RÖPORTAJLAR

Bilge Hanım öncelikle kendinizden bahseder misiniz?
1985 doğumluyum. İlk ve orta öğrenimlerimi ailemin yanında tamamladıktan sonra, Bilkent Üniversitesi İşletme ve Bilgi Yönetim Bölümü'nü 2009 yılında bitirdim. Okul dönemim boyunca çeşitli büyük şirketlerde staj deneyiminden sonra asıl hedefimiz olan aile işletmemizin işleyişine dahil oldum. Eşim de Bilkent Üniversitesi Bilgisayar Mühendisliği bölüm mezunudur. Bir kız ve bir erkek olmak üzere 2 çocuğumuz da bu hayatımıza eşlik etmektedirler.


Vazgeçemediğiniz prensipleriniz nelerdir?
Asla vazgeçemem dediğim bir şeyin olmamasına özen gösteriyorum aslında. İnsan zamanla değişir, onunla birlikte huyu ve alışkanlıkları da değişir. Ancak doğru bildiğim işi yapmak, hayalimi gerçekleştirmek için çabalamak ve tüm insanlığa faydalı olacak işlerin içinde bulunmak benim için önemlidir.


Kadınların iş hayatındaki yerini nasıl değerlendiriyorsunuz? İş hayatına yeni atılan kadınlar için tavsiyeleriniz nelerdir?
Ne mutlu ki artık her alanda ve sektörde kadın çalışan görüyoruz. Vizyon sahibi, güçlü, kendinden emin kadınların var olduğunu görmek benim için gurur verici. Kendime rol model aldığım alanında çok başarılı kadın girişimciler de var tabi ki. İş hayatına yeni başlayacaklar içinse diyeceğim, nerede ya da hangi alanda iş yaparlarsa yapsınlar, elinden gelenin en iyisini yapmak için uğraşan herkes başarılı olacaktır. 


Çağdaş kadını tanımlar mısınız?

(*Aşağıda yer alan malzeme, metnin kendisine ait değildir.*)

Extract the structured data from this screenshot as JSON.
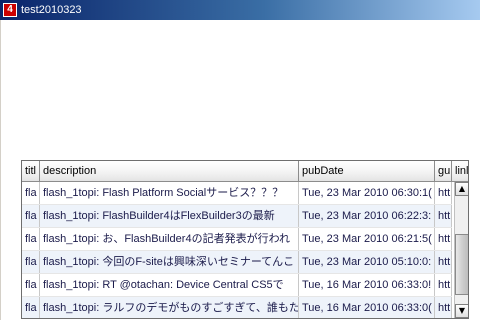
{
  "window": {
    "title": "test2010323",
    "icon_glyph": "4",
    "icon_color": "#cc0000"
  },
  "grid": {
    "columns": [
      "title",
      "description",
      "pubDate",
      "guid",
      "link"
    ],
    "column_headers_shown": [
      "titl",
      "description",
      "pubDate",
      "gu",
      "linl"
    ],
    "rows": [
      {
        "title": "fla",
        "description": "flash_1topi: Flash Platform Socialサービス？？？",
        "pubDate": "Tue, 23 Mar 2010 06:30:1(",
        "guid": "htt",
        "link": "http"
      },
      {
        "title": "fla",
        "description": "flash_1topi: FlashBuilder4はFlexBuilder3の最新",
        "pubDate": "Tue, 23 Mar 2010 06:22:3:",
        "guid": "htt",
        "link": "http"
      },
      {
        "title": "fla",
        "description": "flash_1topi: お、FlashBuilder4の記者発表が行われ",
        "pubDate": "Tue, 23 Mar 2010 06:21:5(",
        "guid": "htt",
        "link": "http"
      },
      {
        "title": "fla",
        "description": "flash_1topi: 今回のF-siteは興味深いセミナーてんこ",
        "pubDate": "Tue, 23 Mar 2010 05:10:0:",
        "guid": "htt",
        "link": "http"
      },
      {
        "title": "fla",
        "description": "flash_1topi: RT @otachan: Device Central CS5で",
        "pubDate": "Tue, 16 Mar 2010 06:33:0!",
        "guid": "htt",
        "link": "http"
      },
      {
        "title": "fla",
        "description": "flash_1topi: ラルフのデモがものすごすぎて、誰もた",
        "pubDate": "Tue, 16 Mar 2010 06:33:0(",
        "guid": "htt",
        "link": "http"
      }
    ],
    "scroll_position_fraction": 0.0,
    "scroll_visible_fraction": 0.6
  },
  "scrollbar": {
    "up_glyph": "▲",
    "down_glyph": "▼"
  }
}
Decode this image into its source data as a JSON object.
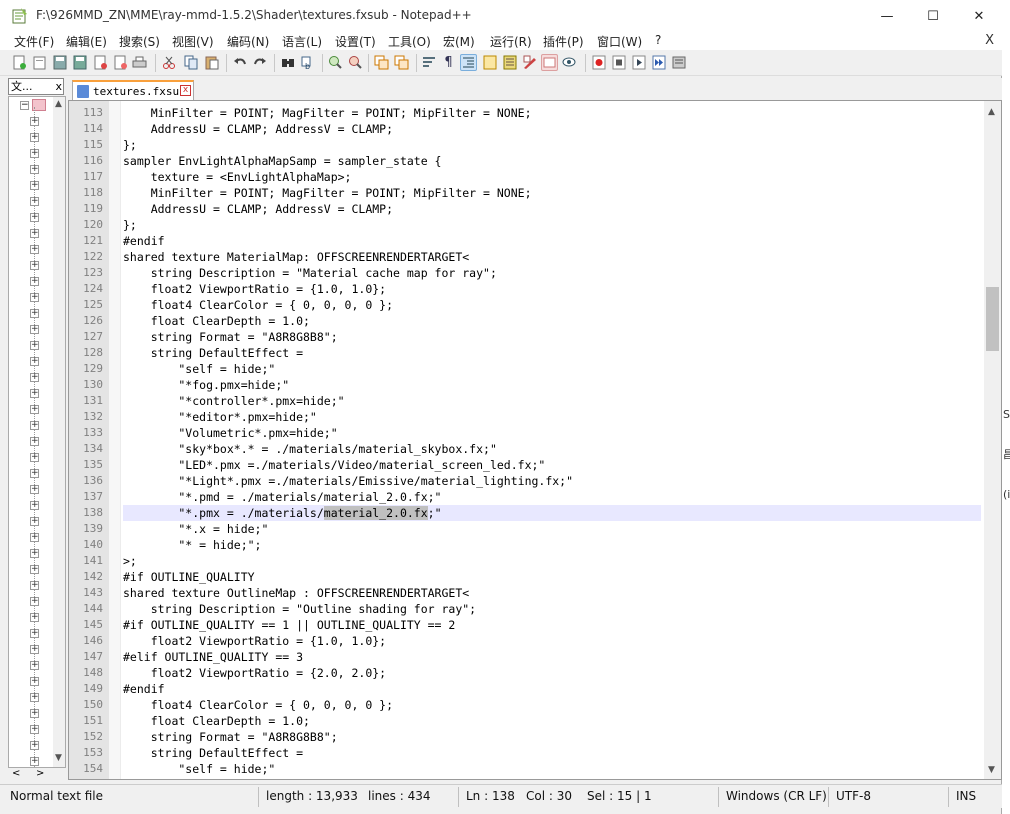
{
  "window": {
    "title": "F:\\926MMD_ZN\\MME\\ray-mmd-1.5.2\\Shader\\textures.fxsub - Notepad++",
    "minimize": "—",
    "maximize": "☐",
    "close": "✕"
  },
  "menu": {
    "items": [
      "文件(F)",
      "编辑(E)",
      "搜索(S)",
      "视图(V)",
      "编码(N)",
      "语言(L)",
      "设置(T)",
      "工具(O)",
      "宏(M)",
      "运行(R)",
      "插件(P)",
      "窗口(W)",
      "?"
    ],
    "close": "X"
  },
  "toolbar": {
    "icons": [
      "new-file-icon",
      "open-file-icon",
      "save-icon",
      "save-all-icon",
      "close-icon",
      "close-all-icon",
      "print-icon",
      "cut-icon",
      "copy-icon",
      "paste-icon",
      "undo-icon",
      "redo-icon",
      "find-icon",
      "replace-icon",
      "zoom-in-icon",
      "zoom-out-icon",
      "sync-vertical-icon",
      "sync-horizontal-icon",
      "word-wrap-icon",
      "show-all-chars-icon",
      "indent-guide-icon",
      "doc-map-icon",
      "function-list-icon",
      "folder-workspace-icon",
      "monitor-icon",
      "eye-icon",
      "record-macro-icon",
      "stop-record-icon",
      "play-macro-icon",
      "run-macro-multiple-icon",
      "save-macro-icon"
    ]
  },
  "left_panel": {
    "tab_label": "文...",
    "tab_close": "x",
    "expand_glyph": "+",
    "collapse_glyph": "−",
    "nav_left": "<",
    "nav_right": ">"
  },
  "editor": {
    "tab_label": "textures.fxsub",
    "tab_close": "x",
    "current_line": 138,
    "lines": [
      {
        "n": "113",
        "t": "    MinFilter = POINT; MagFilter = POINT; MipFilter = NONE;"
      },
      {
        "n": "114",
        "t": "    AddressU = CLAMP; AddressV = CLAMP;"
      },
      {
        "n": "115",
        "t": "};"
      },
      {
        "n": "116",
        "t": "sampler EnvLightAlphaMapSamp = sampler_state {"
      },
      {
        "n": "117",
        "t": "    texture = <EnvLightAlphaMap>;"
      },
      {
        "n": "118",
        "t": "    MinFilter = POINT; MagFilter = POINT; MipFilter = NONE;"
      },
      {
        "n": "119",
        "t": "    AddressU = CLAMP; AddressV = CLAMP;"
      },
      {
        "n": "120",
        "t": "};"
      },
      {
        "n": "121",
        "t": "#endif"
      },
      {
        "n": "122",
        "t": "shared texture MaterialMap: OFFSCREENRENDERTARGET<"
      },
      {
        "n": "123",
        "t": "    string Description = \"Material cache map for ray\";"
      },
      {
        "n": "124",
        "t": "    float2 ViewportRatio = {1.0, 1.0};"
      },
      {
        "n": "125",
        "t": "    float4 ClearColor = { 0, 0, 0, 0 };"
      },
      {
        "n": "126",
        "t": "    float ClearDepth = 1.0;"
      },
      {
        "n": "127",
        "t": "    string Format = \"A8R8G8B8\";"
      },
      {
        "n": "128",
        "t": "    string DefaultEffect ="
      },
      {
        "n": "129",
        "t": "        \"self = hide;\""
      },
      {
        "n": "130",
        "t": "        \"*fog.pmx=hide;\""
      },
      {
        "n": "131",
        "t": "        \"*controller*.pmx=hide;\""
      },
      {
        "n": "132",
        "t": "        \"*editor*.pmx=hide;\""
      },
      {
        "n": "133",
        "t": "        \"Volumetric*.pmx=hide;\""
      },
      {
        "n": "134",
        "t": "        \"sky*box*.* = ./materials/material_skybox.fx;\""
      },
      {
        "n": "135",
        "t": "        \"LED*.pmx =./materials/Video/material_screen_led.fx;\""
      },
      {
        "n": "136",
        "t": "        \"*Light*.pmx =./materials/Emissive/material_lighting.fx;\""
      },
      {
        "n": "137",
        "t": "        \"*.pmd = ./materials/material_2.0.fx;\""
      },
      {
        "n": "138",
        "t_pre": "        \"*.pmx = ./materials/",
        "t_sel": "material_2.0.fx",
        "t_post": ";\""
      },
      {
        "n": "139",
        "t": "        \"*.x = hide;\""
      },
      {
        "n": "140",
        "t": "        \"* = hide;\";"
      },
      {
        "n": "141",
        "t": ">;"
      },
      {
        "n": "142",
        "t": "#if OUTLINE_QUALITY"
      },
      {
        "n": "143",
        "t": "shared texture OutlineMap : OFFSCREENRENDERTARGET<"
      },
      {
        "n": "144",
        "t": "    string Description = \"Outline shading for ray\";"
      },
      {
        "n": "145",
        "t": "#if OUTLINE_QUALITY == 1 || OUTLINE_QUALITY == 2"
      },
      {
        "n": "146",
        "t": "    float2 ViewportRatio = {1.0, 1.0};"
      },
      {
        "n": "147",
        "t": "#elif OUTLINE_QUALITY == 3"
      },
      {
        "n": "148",
        "t": "    float2 ViewportRatio = {2.0, 2.0};"
      },
      {
        "n": "149",
        "t": "#endif"
      },
      {
        "n": "150",
        "t": "    float4 ClearColor = { 0, 0, 0, 0 };"
      },
      {
        "n": "151",
        "t": "    float ClearDepth = 1.0;"
      },
      {
        "n": "152",
        "t": "    string Format = \"A8R8G8B8\";"
      },
      {
        "n": "153",
        "t": "    string DefaultEffect ="
      },
      {
        "n": "154",
        "t": "        \"self = hide;\""
      }
    ]
  },
  "status": {
    "file_type": "Normal text file",
    "length": "length : 13,933",
    "lines": "lines : 434",
    "ln": "Ln : 138",
    "col": "Col : 30",
    "sel": "Sel : 15 | 1",
    "eol": "Windows (CR LF)",
    "encoding": "UTF-8",
    "mode": "INS"
  },
  "edge_fragments": [
    "S",
    "昌",
    "(i"
  ],
  "colors": {
    "accent_tab": "#f9a03c",
    "current_line": "#e8e8ff",
    "selection": "#c0c0c0",
    "gutter": "#e4e4e4"
  }
}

Çağdaş kadın hangi özelliklere sahip olmalı?
Atatürk’ün biz kadınlara verdiği haklar, yaptığı yenilikler, devrimler ve laiklik yolunda ülkeye kattığı birçok şeyle birlikte “çağdaşlık” da gelmiştir. Kişilerin çağdaşlığı düşünce ve dilde kendisini gösterir. Eğer toplumda insanlar düşünceleriyle var olabiliyorsa çağdaş bir toplumdayız demektir ve çağdaşlığın kadını erkeği olmaz. Çağdaşlık, toplumsal bir olaydır.


Kadınlar iş hayatında ne gibi zorluklar ile karşılaşıyor? Kendi sektörünüzde yaşadığınız deneyimlerden ve gözlemlerden bahsedebilir misiniz?
Kendine inanan, yılmayan, pes etmeyen, yaptığı işi doğru yapan insanlar ne kadar zorlukla karşılaşsa da elbette hak ettiği yere zamanla gelecektir. Ancak gerçekçi bir gözle bakıldığında kadınların iş hayatına 1-0 geride başladığı doğrudur. Çünkü kadın, hem anne hem eş hem de çalışan rolünü tümüyle üstlenmektedir. Her iki cinsin de başarılı olması, arkasında duran eş ile ilgilidir. Kadın ve erkek birbirine gerçekten destek olur, sorumlulukları eşit olarak paylaşırlarsa her ikisinin de aşamayacağı engel kalmayacaktır. 


Bilge Hanım, iş ve sosyal hayat arasındaki dengeyi nasıl koruyorsunuz?
İşimizin olduğu yerde yaşıyoruz. Çünkü zaman yolda harcanamayacak kadar değerli. Beypazarı küçük bir ilçe, bunun getirdiği avantajlar ve dezavantajlar elbette var. İşimin evime yakın olması, çocuklarımla birlikte daha çok vakit geçirmem için fırsat sağlıyor. Ayrıca ilçenin kendine münhasır yapısı ile çocukları büyük şehirlere kıyasla kontrol altında tutmak kolaylaşıyor. Sosyal aktivitelerimizi genelde Pazar günleri birlikte gerçekleştiriyoruz. 


8 Mart Dünya Emekçi Kadınlar Günü’ne yönelik mesajınızı alabilir miyiz?
Önemli olanın bir günün kadınlara atfedilmesi değil, kadının da insan olarak değerinin bilinmesi ve bu bilinçle davranılması olduğunu düşünüyorum. Sizin aracılığınızla tüm kadınların gününü kutluyorum.


Bilge Hanım, sektörümüze vermiş olduğunuz emek için teşekkür ediyor, başarılarınızın devamını diliyoruz.